If the initial trade war was the spark for a slowdown in globalization, then this virus and the resultant US-China blame game may be what puts globalization into reverse.

At the end of the day, it might be the depressed commodity markets that are sending the clearest signal about the real state of the global economy, as they aren’t subject to heavy interference by central banks and thus still reflect demand-supply fundamentals. All told, a lot of optimism has been baked back into stocks over the last month, so there’s a lot of room for disappointment if anything goes wrong from here.

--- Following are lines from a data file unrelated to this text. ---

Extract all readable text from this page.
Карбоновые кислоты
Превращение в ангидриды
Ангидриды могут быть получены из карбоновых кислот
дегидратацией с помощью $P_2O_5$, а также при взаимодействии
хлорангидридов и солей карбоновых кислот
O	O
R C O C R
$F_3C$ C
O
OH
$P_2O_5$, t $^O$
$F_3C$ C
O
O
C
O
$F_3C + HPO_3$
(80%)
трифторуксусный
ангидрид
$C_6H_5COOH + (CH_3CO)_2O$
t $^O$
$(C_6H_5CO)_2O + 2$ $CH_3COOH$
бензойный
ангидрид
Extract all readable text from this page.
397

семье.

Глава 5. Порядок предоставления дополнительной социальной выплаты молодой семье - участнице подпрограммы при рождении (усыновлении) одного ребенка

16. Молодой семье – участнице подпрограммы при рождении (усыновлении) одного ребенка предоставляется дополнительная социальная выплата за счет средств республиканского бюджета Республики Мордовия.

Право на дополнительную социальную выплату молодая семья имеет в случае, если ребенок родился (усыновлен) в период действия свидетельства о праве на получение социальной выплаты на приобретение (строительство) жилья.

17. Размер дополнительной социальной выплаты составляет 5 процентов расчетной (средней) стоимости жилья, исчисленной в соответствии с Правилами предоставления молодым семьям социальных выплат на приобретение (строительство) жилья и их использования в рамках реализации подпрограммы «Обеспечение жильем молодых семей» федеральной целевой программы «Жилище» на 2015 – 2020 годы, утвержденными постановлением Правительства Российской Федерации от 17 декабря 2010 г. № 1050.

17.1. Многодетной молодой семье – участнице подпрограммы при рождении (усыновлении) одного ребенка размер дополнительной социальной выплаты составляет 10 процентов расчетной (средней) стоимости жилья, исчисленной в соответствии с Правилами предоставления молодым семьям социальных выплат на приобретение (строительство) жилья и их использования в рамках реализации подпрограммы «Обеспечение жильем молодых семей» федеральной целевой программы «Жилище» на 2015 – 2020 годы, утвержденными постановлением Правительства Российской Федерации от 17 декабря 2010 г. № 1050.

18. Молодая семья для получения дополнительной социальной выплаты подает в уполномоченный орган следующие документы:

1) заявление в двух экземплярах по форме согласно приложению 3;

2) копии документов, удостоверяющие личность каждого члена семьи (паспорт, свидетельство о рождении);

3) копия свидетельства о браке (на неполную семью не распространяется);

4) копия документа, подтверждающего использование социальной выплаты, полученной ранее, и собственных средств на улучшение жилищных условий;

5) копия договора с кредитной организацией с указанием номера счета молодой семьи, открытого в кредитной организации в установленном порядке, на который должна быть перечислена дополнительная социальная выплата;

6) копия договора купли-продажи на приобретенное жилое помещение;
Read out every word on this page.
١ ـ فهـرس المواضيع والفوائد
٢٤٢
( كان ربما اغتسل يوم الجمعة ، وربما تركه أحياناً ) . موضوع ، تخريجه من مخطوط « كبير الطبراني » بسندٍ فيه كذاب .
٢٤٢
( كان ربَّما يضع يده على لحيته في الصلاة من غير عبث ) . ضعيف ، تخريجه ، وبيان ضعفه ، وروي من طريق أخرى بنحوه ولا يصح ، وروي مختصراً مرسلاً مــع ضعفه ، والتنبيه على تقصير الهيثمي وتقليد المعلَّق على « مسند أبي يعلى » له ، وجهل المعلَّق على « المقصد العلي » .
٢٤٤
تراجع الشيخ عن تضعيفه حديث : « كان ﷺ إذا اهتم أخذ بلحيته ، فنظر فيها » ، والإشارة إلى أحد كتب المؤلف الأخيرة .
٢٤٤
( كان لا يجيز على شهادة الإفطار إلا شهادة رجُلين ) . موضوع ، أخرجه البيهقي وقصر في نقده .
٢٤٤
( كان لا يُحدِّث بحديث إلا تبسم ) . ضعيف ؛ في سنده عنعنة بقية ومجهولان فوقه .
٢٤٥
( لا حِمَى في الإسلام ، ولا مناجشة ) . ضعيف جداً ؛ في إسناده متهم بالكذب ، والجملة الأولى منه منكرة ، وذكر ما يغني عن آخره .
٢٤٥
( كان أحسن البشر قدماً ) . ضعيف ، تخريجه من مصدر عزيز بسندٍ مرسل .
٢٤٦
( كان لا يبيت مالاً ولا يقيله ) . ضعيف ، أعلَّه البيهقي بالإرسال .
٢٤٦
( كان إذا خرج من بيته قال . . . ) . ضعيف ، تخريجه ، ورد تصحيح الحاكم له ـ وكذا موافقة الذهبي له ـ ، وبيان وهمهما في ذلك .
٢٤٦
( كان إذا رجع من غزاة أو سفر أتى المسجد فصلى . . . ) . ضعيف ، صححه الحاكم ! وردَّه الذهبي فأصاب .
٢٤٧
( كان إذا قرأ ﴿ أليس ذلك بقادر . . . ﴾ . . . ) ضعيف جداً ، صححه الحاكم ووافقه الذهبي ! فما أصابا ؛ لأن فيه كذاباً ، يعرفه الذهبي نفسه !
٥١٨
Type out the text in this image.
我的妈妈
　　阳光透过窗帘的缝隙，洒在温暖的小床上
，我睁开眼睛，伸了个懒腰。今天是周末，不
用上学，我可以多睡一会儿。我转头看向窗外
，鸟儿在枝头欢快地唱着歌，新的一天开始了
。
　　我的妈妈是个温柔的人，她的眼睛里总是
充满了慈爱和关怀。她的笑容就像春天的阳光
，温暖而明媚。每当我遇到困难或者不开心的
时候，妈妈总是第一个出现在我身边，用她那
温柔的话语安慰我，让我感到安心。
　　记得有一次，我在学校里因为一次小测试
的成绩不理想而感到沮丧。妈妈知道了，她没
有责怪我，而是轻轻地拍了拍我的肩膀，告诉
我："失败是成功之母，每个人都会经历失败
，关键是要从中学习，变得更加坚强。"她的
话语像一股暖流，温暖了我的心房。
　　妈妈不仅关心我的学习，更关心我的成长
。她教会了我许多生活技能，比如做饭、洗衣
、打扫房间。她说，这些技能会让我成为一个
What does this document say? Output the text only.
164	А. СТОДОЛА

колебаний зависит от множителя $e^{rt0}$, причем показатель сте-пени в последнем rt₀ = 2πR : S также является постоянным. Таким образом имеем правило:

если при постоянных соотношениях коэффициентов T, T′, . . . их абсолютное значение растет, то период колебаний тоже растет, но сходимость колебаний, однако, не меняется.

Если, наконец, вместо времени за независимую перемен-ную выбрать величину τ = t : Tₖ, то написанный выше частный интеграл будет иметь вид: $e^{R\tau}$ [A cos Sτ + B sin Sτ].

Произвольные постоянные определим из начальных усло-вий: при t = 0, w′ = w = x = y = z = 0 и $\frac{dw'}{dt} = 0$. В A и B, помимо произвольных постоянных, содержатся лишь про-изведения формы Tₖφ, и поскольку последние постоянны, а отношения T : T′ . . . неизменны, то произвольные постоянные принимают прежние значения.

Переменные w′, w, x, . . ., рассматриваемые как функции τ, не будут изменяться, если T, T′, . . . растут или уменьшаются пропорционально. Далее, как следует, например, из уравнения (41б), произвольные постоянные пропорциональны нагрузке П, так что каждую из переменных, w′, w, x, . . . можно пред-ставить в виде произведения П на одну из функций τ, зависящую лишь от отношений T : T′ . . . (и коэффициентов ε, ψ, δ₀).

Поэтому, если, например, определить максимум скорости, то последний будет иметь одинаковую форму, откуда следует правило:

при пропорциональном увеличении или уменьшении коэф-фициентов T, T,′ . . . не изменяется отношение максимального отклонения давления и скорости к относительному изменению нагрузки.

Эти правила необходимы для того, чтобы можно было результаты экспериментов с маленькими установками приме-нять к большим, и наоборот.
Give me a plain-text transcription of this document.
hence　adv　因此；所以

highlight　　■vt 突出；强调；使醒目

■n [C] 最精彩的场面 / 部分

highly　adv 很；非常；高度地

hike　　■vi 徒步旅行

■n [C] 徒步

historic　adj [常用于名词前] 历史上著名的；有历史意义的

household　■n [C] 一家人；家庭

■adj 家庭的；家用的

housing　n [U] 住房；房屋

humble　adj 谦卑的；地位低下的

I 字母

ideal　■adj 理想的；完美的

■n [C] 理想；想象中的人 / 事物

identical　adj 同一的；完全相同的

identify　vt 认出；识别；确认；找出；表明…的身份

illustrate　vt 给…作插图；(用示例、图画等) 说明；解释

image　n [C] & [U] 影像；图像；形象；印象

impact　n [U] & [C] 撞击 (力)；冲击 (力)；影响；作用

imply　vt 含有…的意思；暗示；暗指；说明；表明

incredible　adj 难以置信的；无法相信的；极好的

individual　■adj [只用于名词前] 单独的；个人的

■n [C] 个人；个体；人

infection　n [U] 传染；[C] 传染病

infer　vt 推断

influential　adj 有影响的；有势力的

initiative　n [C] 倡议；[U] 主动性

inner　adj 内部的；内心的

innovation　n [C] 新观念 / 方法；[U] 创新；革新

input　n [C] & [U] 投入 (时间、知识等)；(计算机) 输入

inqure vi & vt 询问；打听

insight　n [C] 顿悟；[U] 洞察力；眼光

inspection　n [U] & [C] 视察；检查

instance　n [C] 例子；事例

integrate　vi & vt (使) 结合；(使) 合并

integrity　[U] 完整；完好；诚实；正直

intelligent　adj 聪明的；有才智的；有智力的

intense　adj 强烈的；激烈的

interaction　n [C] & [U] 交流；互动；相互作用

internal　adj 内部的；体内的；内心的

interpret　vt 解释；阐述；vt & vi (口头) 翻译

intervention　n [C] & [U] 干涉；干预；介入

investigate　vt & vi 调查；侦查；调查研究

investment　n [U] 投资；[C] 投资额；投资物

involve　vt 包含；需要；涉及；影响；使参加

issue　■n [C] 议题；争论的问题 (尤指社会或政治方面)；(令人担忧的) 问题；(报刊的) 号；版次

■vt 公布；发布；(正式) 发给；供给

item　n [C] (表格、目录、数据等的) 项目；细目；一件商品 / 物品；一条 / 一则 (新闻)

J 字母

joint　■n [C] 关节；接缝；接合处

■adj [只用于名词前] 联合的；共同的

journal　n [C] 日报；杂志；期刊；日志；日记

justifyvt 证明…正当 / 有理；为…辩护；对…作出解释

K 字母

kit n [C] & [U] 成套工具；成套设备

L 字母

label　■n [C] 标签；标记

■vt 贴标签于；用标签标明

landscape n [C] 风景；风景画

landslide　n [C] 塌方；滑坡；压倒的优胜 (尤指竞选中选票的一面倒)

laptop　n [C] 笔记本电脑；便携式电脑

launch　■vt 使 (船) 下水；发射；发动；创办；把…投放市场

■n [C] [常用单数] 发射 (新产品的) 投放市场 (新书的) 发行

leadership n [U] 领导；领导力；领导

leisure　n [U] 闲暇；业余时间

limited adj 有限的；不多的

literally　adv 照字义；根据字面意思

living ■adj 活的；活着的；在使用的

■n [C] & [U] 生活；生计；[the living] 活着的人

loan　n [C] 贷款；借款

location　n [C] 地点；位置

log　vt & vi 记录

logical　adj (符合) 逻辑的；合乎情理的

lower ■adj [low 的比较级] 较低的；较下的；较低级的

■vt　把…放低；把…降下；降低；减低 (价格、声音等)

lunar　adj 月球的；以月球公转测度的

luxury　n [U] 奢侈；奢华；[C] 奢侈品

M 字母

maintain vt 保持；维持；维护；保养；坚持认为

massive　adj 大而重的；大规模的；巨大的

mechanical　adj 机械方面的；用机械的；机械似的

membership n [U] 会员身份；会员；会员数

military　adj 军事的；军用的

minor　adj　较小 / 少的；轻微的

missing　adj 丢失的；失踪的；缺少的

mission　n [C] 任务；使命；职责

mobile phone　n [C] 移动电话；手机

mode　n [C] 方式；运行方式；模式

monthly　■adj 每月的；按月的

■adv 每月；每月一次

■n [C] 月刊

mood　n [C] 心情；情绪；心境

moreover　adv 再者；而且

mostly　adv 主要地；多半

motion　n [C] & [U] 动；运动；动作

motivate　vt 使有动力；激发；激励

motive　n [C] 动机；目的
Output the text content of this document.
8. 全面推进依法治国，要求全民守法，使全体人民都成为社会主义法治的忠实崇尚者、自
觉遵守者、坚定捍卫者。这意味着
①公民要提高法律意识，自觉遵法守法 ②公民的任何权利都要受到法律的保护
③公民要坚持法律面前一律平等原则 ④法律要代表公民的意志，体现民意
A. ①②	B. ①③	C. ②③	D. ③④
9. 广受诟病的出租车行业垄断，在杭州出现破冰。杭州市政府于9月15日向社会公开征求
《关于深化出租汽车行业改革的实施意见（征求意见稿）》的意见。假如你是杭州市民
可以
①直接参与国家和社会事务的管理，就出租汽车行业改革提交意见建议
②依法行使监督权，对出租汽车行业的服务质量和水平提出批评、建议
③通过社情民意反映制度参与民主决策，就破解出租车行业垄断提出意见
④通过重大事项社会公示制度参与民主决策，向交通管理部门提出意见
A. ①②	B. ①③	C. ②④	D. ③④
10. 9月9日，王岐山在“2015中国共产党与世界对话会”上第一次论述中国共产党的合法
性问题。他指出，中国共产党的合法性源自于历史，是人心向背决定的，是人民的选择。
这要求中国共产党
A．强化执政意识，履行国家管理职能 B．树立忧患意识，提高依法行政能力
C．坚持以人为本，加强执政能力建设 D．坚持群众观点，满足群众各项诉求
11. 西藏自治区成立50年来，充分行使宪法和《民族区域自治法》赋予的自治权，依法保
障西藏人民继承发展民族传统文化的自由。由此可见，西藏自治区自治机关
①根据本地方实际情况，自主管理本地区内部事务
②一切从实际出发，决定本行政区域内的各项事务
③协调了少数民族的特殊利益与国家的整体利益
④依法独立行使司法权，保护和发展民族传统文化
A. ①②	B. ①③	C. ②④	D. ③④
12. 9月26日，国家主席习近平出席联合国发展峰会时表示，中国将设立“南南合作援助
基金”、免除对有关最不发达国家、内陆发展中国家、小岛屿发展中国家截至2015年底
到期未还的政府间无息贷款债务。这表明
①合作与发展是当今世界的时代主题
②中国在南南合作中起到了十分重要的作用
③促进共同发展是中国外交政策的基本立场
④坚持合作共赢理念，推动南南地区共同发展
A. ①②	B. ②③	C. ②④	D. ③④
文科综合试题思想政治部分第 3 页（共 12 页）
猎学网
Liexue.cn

Risk aversion returns to FX

In the currency market, all this translated into a classic case of risk aversion. The Japanese yen and the dollar came roaring back as investors went on the defensive, while commodity-linked currencies such as the aussie and kiwi gave up some recent gains. The Canadian dollar was hit especially hard, even though oil prices finally stabilized somewhat, after incoming BoC Governor Tiff Macklem highlighted the option of slashing rates into negative territory if need be.

Looking ahead, if caution continues to reign, that would imply a slow grind higher for both the dollar and the yen, mainly at the expense of commodity-sensitive peers and the euro. The key risk to this scenario would be any positive headline about a virus treatment.

The next major event will be the Reserve Bank of Australia’s policy decision at 04:30 GMT on Tuesday.